Sensor Data by Scenario

In [38]:
df_temp = df_session[
    [
        "acc_x_mean",
        "acc_y_mean",
        "acc_z_mean",
        "gyr_x_mean",
        "gyr_y_mean",
        "gyr_z_mean",
        "mag_x_mean",
        "mag_y_mean",
        "mag_z_mean",
        "subject",
        "task_type_median",
    ]
].reset_index()
df_temp = df_temp.reset_index(drop="True")
df_temp["scenario"] = np.where(
    df_temp["task_type_median"].isin([2, 4, 6]), "walk", "sit"
)
df_temp["subject"] = df_temp["subject"].astype(str) + " ."  # Workaround bug in seaborn
df_temp = df_temp.drop(columns=["task_type_median", "index"])

fig = plt.figure(dpi=180, figsize=(5.473, 5.473))
sns.pairplot(df_temp, hue="scenario", palette="tab10", plot_kws={"s": 15})
utils_save_plot(plt, REPORT_PATH / "buech2019-hmog-sit-walk.pdf")
<Figure size 985.14x985.14 with 0 Axes>

Sensor Data by Subject

In [39]:
df_temp = df_session[
    [
        "acc_x_mean",
        "acc_y_mean",
        "acc_z_mean",
        "gyr_x_mean",
        "gyr_y_mean",
        "gyr_z_mean",
        "mag_x_mean",
        "mag_y_mean",
        "mag_z_mean",
        "subject",
    ]
].reset_index()
df_temp = df_temp.reset_index(drop=True)
df_temp["subject"] = df_temp["subject"].astype(str) + " ."  # Workaround bug in seaborn
np.random.seed(SEED)
random_subjects = np.random.choice(df_temp["subject"].unique(), size=3)
df_temp = df_temp[df_temp["subject"].isin(list(random_subjects))]
df_temp = df_temp.drop(columns=["index"])
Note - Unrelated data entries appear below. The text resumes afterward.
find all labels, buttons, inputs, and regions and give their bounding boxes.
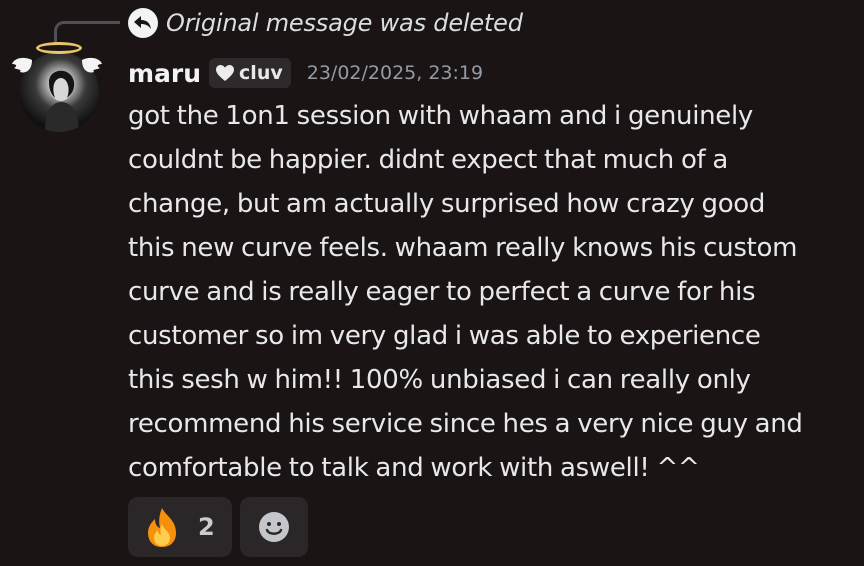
add-reaction-button[interactable]	[240, 497, 308, 557]
message-line: got the 1on1 session with whaam and i ge…	[128, 101, 754, 131]
username[interactable]: maru	[128, 59, 201, 88]
fire-reaction-button[interactable]: 2	[128, 497, 232, 557]
message-timestamp: 23/02/2025, 23:19	[306, 62, 484, 84]
wing-icon	[12, 57, 32, 73]
reaction-count: 2	[198, 513, 215, 541]
message-line: customer so im very glad i was able to e…	[128, 321, 761, 351]
avatar[interactable]	[10, 42, 104, 134]
chat-message: Original message was deleted maru cluv 2…	[0, 0, 864, 566]
wing-icon	[82, 57, 102, 73]
halo-icon	[36, 42, 82, 54]
reactions-bar: 2	[128, 497, 308, 557]
message-line: couldnt be happier. didnt expect that mu…	[128, 145, 728, 175]
message-line: this new curve feels. whaam really knows…	[128, 233, 798, 263]
message-content: got the 1on1 session with whaam and i ge…	[128, 94, 858, 490]
message-line: comfortable to talk and work with aswell…	[128, 453, 700, 483]
add-reaction-icon	[259, 512, 289, 542]
message-line: recommend his service since hes a very n…	[128, 409, 803, 439]
reply-reference[interactable]: Original message was deleted	[128, 6, 523, 40]
message-line: curve and is really eager to perfect a c…	[128, 277, 756, 307]
message-header: maru cluv 23/02/2025, 23:19	[128, 55, 483, 91]
server-tag[interactable]: cluv	[209, 58, 291, 88]
heart-icon	[216, 65, 235, 81]
message-line: this sesh w him!! 100% unbiased i can re…	[128, 365, 751, 395]
reply-arrow-icon	[128, 8, 158, 38]
server-tag-label: cluv	[239, 62, 283, 84]
message-line: change, but am actually surprised how cr…	[128, 189, 766, 219]
reply-deleted-text: Original message was deleted	[166, 9, 523, 37]
fire-emoji-icon	[148, 508, 176, 547]
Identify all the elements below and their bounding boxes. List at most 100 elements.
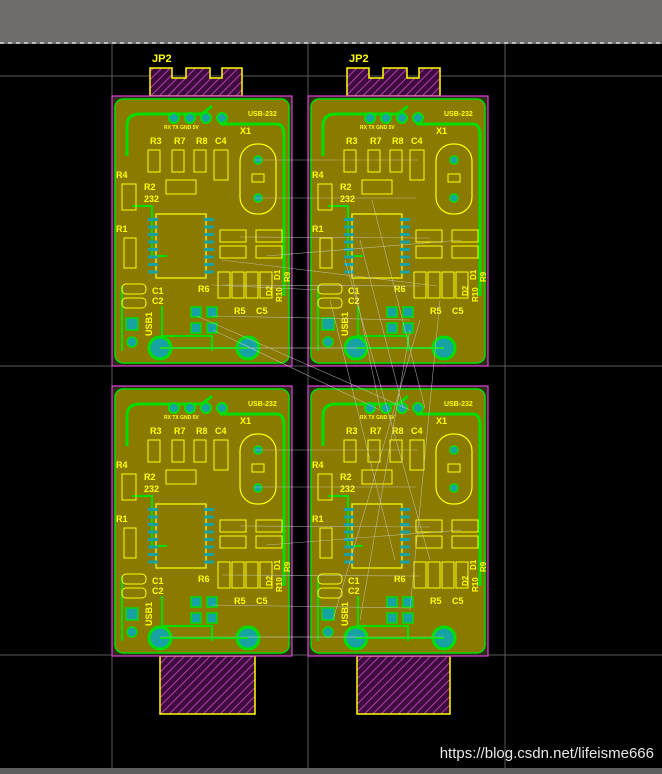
pcb-board[interactable]: RX TX GND 5VUSB-232X1R3 R7 R8 C4R4R2232R1D2… [307,385,489,657]
ic-pin [344,218,354,221]
usb-pad [125,317,139,331]
label-r6: R6 [198,574,210,584]
ic-pin [204,233,214,236]
ic-pin [204,225,214,229]
switch-pad [190,306,202,318]
header-pad [216,112,228,124]
switch-pad [190,596,202,608]
ic-pin [344,225,354,229]
label-r9: R9 [283,561,292,572]
ic-pin [400,255,410,259]
label-d1: D1 [273,269,282,280]
pcb-board[interactable]: RX TX GND 5VUSB-232X1R3 R7 R8 C4R4R2232R1D2… [111,95,293,367]
header-pad [216,402,228,414]
crystal-pad [449,155,459,165]
ic-pin [148,225,158,229]
jp2-label: JP2 [349,53,369,65]
label-ic: 232 [340,194,355,204]
switch-pad [386,596,398,608]
ic-pin [400,553,410,556]
pcb-editor-canvas[interactable]: JP2 JP2 RX TX GND 5V USB-232 X1 R3 R7 R8 C4 R4 R… [0,0,662,774]
switch-pad [402,306,414,318]
pcb-layout[interactable]: JP2 JP2 RX TX GND 5VUSB-232X1R3 R7 R8 C4R4R… [0,0,662,774]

fig = plt.figure(dpi=180, figsize=(5.473, 5.473))
g = sns.pairplot(df_temp, hue="subject", palette="tab10", plot_kws={"s": 30})
utils_save_plot(plt, REPORT_PATH / "buech2019-hmog-three-subjects.pdf")
<Figure size 985.14x985.14 with 0 Axes>

Combined partial plot for use in thesis

In [40]:
# Prepare Data
df_temp = df_session[
    [
        "acc_x_mean",
        "acc_y_mean",
        "acc_z_mean",
        "task_type_median",
        "subject",
    ]
].reset_index()

df_temp["Scenario"] = np.where(
    df_temp["task_type_median"].isin([2, 4, 6]), "walk", "sit"
)
df_temp = df_temp.drop(columns=["task_type_median"])

df_temp = df_temp.rename(
    columns={
        "acc_x_mean": "$mean(Acc_x)$",
        "acc_y_mean": "$mean(Acc_y)$",
        "acc_z_mean": "$mean(Acc_z)$",
        "subject": "Subject",
    }
)
df_temp = df_temp.reset_index(drop=True)
df_temp["Subject"] = df_temp["Subject"].astype(str) + " ."  # Workaround bug in seaborn
np.random.seed(SEED)
random_subjects = np.random.choice(df_temp["Subject"].unique(), size=3)
df_temp = df_temp[df_temp["Subject"].isin(list(random_subjects))]
df_temp = df_temp.drop(columns=["index"])
In [41]:
# Plot separately
plt.ioff()
g1 = sns.pairplot(df_temp, hue="Subject", palette=cmap.colors, plot_kws={"s": 15})
g1.fig.set_size_inches(6.5, 5)
g2 = sns.pairplot(df_temp, hue="Scenario", palette=cmap.colors[6:], plot_kws={"s": 15})
for ax in g2.axes.flatten():
    ax.set_ylabel("")
g2.fig.set_size_inches(13, 5)
g2.fig.subplots_adjust(right=0.805)
g2.fig.subplots_adjust(left=0.455)
In [42]:
# Combine both plots
f = plt.figure(figsize=(14.3, 5))
for g in [g1, g2]:
    g.fig.subplots_adjust(top=0.99, bottom=0.15)
    for ax in g.fig.axes:
        f._axstack.add(f._make_key(ax), ax)

custom_lines = [
    Line2D([0], [0], color=cmap(0), marker="o", lw=0),
    Line2D([0], [0], color=cmap(1), marker="o", lw=0),
    Line2D([0], [0], color=cmap(2), marker="o", lw=0),
]
f.legend(
    custom_lines,
    ["588087", "698266", "893255"],
    title="Subjects",
    loc="upper right",
    handlelength=0.2,
    bbox_to_anchor=(0.312, 0.5, 0.5, 0.5),
)
custom_lines = [
    Line2D([0], [0], color=cmap(6), marker="o", lw=0),
    Line2D([0], [0], color=cmap(7), marker="o", lw=0),
]
f.legend(
    custom_lines,
    ["Walking ", "Sitting"],
    title="Scenarios",
    loc="upper right",
    handlelength=0.2,
    bbox_to_anchor=(0.319, 0.2, 0.5, 0.5),
)

utils_save_plot(plt, REPORT_PATH / "buech2019-hmog-session-means.pdf")
In [ ]: